Evaluation of single nucleotide polymorphisms in microRNAs (hsa-miR-196a2 rs11614913 C/T) from Brazilian women with breast cancer
1 Department of Gynecology and Obstetrics, Federal University of Ceará (Campus Sobral), Av. Humberto Lopes, 200, Junco, Sobral, Ceará, CEP: 62022-304, Brazil
2 Molecular Gynecology Laboratory, Department of Gynecology, Federal University of São Paulo, Rua Pedro de Toledo, 781 – 4o. Floor, Vila Clementino, São Paulo-SP, CEP: 04039-032, Brazil
3 Biology Department, Centro Universitário Fundação Santo André, São Paulo-SP, Brazil
4 Reproductive Biology Research Laboratory, Division of Reproductive Endocrinology and Infertility, Department of Obstetrics and Gynecology, University of South Florida – USF, MDC 2147, 12901 Bruce B Downs Blvd, Tampa, FL, 33612, USA
BMC Medical Genetics 2012, 13:119 doi:10.1186/1471-2350-13-119Published: 10 December 2012
Emerging evidence has shown that miRNAs are involved in human carcinogenesis as tumor suppressors or oncogenes. Single nucleotide polymorphisms (SNPs) located in pre-miRNAs may affect the processing and therefore, influence the expression of mature miRNAs. Previous studies generated conflicting results when reporting association between the hsa-miR-196a2 rs11614913 common polymorphism and breast cancer.

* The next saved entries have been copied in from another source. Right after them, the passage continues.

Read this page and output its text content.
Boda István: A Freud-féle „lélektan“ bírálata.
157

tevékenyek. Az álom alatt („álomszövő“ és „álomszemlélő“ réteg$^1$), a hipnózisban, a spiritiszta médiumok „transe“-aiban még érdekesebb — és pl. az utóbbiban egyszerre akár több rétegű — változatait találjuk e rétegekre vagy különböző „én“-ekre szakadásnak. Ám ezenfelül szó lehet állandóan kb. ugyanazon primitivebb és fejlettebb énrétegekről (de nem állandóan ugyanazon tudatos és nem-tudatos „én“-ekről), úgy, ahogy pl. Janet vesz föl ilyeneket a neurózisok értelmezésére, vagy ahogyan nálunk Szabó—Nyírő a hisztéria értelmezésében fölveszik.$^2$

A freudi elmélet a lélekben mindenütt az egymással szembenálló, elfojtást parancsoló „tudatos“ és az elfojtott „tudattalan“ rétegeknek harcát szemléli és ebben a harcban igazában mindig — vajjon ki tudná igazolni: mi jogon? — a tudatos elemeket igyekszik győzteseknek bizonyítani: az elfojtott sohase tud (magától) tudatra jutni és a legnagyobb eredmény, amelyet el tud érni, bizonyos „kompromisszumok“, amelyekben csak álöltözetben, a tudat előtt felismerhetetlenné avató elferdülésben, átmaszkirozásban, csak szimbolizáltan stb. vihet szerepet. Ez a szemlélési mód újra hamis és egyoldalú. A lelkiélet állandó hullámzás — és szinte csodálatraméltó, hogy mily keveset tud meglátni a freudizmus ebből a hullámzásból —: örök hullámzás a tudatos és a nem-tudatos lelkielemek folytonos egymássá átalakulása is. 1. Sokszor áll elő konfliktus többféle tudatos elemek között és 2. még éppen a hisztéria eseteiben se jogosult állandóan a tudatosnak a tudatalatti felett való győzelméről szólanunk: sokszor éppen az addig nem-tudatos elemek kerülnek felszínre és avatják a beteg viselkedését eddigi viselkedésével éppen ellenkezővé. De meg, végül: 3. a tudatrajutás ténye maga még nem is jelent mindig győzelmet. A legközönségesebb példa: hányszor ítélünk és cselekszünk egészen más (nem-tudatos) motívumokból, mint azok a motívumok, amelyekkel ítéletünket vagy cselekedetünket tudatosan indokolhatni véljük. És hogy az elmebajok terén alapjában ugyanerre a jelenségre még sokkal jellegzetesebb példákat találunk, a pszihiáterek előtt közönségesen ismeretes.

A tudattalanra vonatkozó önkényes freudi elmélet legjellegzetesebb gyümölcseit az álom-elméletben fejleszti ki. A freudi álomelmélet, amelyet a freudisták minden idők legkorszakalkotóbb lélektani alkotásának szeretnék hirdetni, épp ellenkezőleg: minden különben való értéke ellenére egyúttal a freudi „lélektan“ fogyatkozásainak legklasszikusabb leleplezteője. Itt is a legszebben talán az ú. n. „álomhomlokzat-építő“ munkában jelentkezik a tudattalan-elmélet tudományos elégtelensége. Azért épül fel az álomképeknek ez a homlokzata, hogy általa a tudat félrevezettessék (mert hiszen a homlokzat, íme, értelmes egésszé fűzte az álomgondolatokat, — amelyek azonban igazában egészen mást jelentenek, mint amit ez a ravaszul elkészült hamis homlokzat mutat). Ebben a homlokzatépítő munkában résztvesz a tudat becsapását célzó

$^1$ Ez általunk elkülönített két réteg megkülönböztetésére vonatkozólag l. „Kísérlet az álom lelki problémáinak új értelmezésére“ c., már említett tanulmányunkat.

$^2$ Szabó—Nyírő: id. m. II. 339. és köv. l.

This study evaluated the hsa-miR-196a2 rs11614913 SNP in 388 breast cancer cases and 388 controls in Brazilian women. Polymorphism was determined by real-time PCR; control and experimental groups were compared through statistical analysis using the X2 or Fisher’s exact tests.
The analysis of the SNPs frequencies showed a significant difference between the groups (BC and CT) in regards to genotype distribution (χ2: p = 0.024); the homozygous variant (CC) was more frequent in the CT than in the BC group (p = 0.009). The presence of the hsa-miR-196a2 rs11614913 C/T polymorphism was not associated with histological grades (p = 0.522), axillary lymph node positive status (p = 0.805), or clinical stage (p = 0.670) among the breast cancer patients.
The results of this study indicated that the CC polymorphic genotype is associated with a decreased risk of BC and the presence of the T allele was significantly associated with an increased risk of BC.